Xmas 2006/7 I told my parents i was going to sell and rent and they said I shouldn't take advice from a journalist who was just interested in headlines!!!!!! I went ahead and thank goodness I did.They are now trying to sell a house and are taking a huge loss.It was predicted a lot but no one wanted to believe it.

ABetaDad · 05/03/2009 15:45

cestlavie - I particulalry enjoyed your earlier dismissal of the Efficient Market Hypothesis. It was masterful - indeed the use of the phrase 'utter bollocks' was almost elegant.

I spend my day basically betting that EMH is not true by buying and selling shares, commodities and bonds. I avoided buying a house for the same reason.

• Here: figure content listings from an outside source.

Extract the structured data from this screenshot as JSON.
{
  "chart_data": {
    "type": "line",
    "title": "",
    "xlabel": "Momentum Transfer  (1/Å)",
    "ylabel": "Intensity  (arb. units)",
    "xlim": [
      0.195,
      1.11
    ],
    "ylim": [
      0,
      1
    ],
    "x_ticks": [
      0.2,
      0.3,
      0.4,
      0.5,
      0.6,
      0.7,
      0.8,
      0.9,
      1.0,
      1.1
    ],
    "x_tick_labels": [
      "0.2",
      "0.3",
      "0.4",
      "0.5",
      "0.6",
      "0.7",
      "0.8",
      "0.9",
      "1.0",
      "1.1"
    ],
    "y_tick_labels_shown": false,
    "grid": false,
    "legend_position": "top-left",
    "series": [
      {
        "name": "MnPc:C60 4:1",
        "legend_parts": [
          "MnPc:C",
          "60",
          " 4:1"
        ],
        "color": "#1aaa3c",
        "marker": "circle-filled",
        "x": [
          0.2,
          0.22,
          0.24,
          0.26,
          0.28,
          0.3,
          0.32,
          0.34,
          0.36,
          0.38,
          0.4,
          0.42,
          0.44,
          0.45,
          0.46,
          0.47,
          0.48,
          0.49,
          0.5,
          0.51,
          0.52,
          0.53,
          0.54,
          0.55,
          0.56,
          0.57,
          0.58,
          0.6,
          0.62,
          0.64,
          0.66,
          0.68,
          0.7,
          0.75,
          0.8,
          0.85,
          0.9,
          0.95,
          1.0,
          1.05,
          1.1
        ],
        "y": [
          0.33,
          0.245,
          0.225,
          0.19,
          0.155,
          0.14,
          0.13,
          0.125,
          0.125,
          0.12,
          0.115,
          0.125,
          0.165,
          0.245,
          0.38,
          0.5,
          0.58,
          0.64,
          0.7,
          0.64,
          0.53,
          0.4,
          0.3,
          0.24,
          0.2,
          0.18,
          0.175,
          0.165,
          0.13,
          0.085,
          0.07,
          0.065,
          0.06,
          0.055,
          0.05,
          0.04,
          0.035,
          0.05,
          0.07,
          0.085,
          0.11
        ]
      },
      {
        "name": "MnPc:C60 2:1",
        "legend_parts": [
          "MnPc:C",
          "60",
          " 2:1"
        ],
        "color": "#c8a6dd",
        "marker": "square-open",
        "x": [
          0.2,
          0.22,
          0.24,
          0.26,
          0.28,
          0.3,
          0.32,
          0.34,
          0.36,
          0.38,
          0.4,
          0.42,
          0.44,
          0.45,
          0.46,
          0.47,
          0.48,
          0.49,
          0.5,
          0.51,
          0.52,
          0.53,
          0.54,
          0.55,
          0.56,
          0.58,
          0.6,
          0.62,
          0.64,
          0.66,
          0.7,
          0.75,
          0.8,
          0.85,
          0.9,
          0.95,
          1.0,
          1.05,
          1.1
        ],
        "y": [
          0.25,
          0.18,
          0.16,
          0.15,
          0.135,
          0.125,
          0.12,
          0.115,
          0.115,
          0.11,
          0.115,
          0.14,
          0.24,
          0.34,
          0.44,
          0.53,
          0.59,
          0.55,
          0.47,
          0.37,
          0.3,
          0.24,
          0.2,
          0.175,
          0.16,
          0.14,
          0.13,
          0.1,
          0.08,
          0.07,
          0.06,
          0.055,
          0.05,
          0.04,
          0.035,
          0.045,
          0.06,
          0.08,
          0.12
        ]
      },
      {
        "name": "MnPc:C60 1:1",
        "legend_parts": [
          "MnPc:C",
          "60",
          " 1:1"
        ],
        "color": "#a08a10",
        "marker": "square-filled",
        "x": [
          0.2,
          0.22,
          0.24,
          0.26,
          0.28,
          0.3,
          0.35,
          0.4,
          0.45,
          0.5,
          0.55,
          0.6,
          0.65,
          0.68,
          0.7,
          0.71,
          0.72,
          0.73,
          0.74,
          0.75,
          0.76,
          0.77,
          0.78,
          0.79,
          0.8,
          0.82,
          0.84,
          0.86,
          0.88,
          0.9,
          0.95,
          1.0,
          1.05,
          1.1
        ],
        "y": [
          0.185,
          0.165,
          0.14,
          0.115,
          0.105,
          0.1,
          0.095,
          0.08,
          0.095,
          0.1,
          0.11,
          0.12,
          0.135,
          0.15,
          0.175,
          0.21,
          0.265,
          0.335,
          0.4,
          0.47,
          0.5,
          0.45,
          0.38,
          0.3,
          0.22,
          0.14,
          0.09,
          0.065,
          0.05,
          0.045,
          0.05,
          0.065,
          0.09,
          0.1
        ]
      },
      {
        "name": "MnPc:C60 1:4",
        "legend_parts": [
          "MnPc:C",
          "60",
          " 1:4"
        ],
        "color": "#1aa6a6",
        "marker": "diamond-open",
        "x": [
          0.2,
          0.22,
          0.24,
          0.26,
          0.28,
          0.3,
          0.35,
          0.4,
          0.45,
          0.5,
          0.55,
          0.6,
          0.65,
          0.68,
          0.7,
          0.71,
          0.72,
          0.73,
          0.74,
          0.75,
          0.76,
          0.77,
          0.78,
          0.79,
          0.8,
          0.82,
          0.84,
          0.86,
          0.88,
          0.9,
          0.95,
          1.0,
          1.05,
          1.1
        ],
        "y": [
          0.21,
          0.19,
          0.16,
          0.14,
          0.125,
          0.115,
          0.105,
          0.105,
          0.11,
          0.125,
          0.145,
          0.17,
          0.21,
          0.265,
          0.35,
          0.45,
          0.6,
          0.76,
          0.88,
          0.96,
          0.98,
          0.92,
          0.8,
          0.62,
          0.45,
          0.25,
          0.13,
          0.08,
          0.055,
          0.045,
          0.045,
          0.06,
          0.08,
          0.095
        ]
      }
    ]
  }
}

Market prices are only correct on average in the long run but in the short run can deviate substantially. That fact is going to really hurt people in the next few years that bought houses at above fair value in the last decade and will sadly see their houses fall to far below fair value. Indeed, quite posisbly back to prices we have not seen since 2000.

cestlavie · 05/03/2009 15:57

abetadad: why thank you.

peppamum: the fact that an asset class is considered over-priced in terms of historical data certainly does not mean a correction is automatically due. It's very easy to argue that the current situation (e.g. % of disposal income, savings rates, pension returns, long term credit availability) made the historical data less valid as indeed many commentators did. Clearly this turned out to be wrong but in a number of instances it may actually be the case, i.e. something that is over-priced in historical terms is 'correctly' priced now.

I'd also be wary of saying that this is a case of the market correcting itself - I'd say it's the market responding to a sudden and violent shock (the massive contraction in credit).

noddyholder · 05/03/2009 16:54

surely it is now time to make some of this info compulsory part of the curriculum

justaphase · 05/03/2009 17:16

It makes no difference noddy, I have a Masters in Finance from a top university and still bought a house in 2007.

Sorrento · 05/03/2009 17:19

Why would they want you to understand how the financial systems work ?
There's a saying there are those who understand compounded interest and those who pay it, if we all stopped paying it the wheels of power would grid to a halt.

Haribosmummy · 05/03/2009 17:35

Peppamum - I think your point is SPOT ON.

By desperately trying to prop up this system, all that is happening is that the Government are maintaining the status quo - the rich will remain rich and the poor will be taxed to pay for their mistakes.

noddyholder · 05/03/2009 18:04

I think the basics should be taught.My ds has a vague idea because of what I have done for a living but My parents for example haven't a clue and have made some expensive errors

noddyholder · 05/03/2009 18:04

I think the basics should be taught.My ds has a vague idea because of what I have done for a living but My parents for example haven't a clue and have made some expensive errors

noddyholder · 05/03/2009 18:04

I think the basics should be taught.My ds has a vague idea because of what I have done for a living but My parents for example haven't a clue and have made some expensive errors

noddyholder · 05/03/2009 18:04

sorry

Sorrento · 05/03/2009 18:25

But they need some suckers in the market or else how will you make £50k flipping properties, if everyone was educated you wouldn't have made any money either.

noddyholder · 05/03/2009 18:54

I made money before the rising market went mad I renovated several houses for clients and they hired me because they couldn't do it themselves.My first three developments were before all this. You need to be able to make a good living in a normal market on your skills alone.No one i have worked for could be considered ignorant or stupid just not interested in managing a build on their own.

goodnightmoon · 05/03/2009 21:51

cestlavie - Nouriel Roubini told the IMF in late 2006 that a recession was brewing in the US that would spread around the world.

I would also point you to "Financial Armageddon" by Michael Panzner, published in March 2007 (written in 2006), highlighting virtually every threat to the financial system that has come to pass. (and predicting the risks would imminently knock the financial system and prompt bank failures, etc.)

but thank you for your intelligent commentary.